In early 1964, Devvy Davenport reported in her "Under My Hat" column in Country Music Review that Ray had left Liberty records and signed with Stadium Records in Hollywood, both as an artist and A&R representative. His first release on Stadium was "Blue Bells".
He continued to sign with other record labels. In 1966, Ray Taylor wrote a review of his recording on the Tower label. One side was "Graveyard Dance". Mr. Taylor stated "The moon was full, them dancing bones wore no pants. This may not be original, but it's still spooky and cute too". The other side was "Upside Down" - Mr. Taylor stated it was almost a recitation, the "...song is a bit standard but delivery is new."
We found a few more details from a west coast publication called Country Music Life. He had formed a company called "Ray Sanders Productions". They had their own recording studio and had just formed a new label - Industry Records, Inc. He was formerly half-owner of the Stadium records label with Al Minto who took over full ownership.

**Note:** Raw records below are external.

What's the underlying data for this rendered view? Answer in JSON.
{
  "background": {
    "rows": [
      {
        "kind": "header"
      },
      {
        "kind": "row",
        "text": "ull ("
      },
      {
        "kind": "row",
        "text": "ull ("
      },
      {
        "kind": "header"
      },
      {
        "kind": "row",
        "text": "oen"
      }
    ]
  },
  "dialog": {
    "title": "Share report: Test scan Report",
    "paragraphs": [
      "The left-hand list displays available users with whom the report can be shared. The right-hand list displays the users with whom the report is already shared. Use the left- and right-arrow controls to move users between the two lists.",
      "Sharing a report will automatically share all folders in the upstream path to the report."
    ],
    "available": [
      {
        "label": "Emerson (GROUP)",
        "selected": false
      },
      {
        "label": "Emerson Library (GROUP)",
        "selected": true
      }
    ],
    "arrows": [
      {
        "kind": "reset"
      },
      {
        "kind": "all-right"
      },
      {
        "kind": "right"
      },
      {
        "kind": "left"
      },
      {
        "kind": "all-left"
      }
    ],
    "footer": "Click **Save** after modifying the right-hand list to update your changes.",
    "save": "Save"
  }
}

He also had started Pacific Coast Music (affiliated with BMI). Brad Farmer was the publishing company's manager.
In 1972, we learned that he was a devotee of metaphysics and had obtained a degree from the Institute of Cosmic Wisdom in California. We learned also that he had been a member of a group called Little Dippers that had a big hit with "Forever".
His career continued, but for now, we'll state that in this research endeavor, we found no mention of his being on the WFAA Saturday Night Shindig which leads us to conclude that there was indeed another Curley Sanders on the country music scene.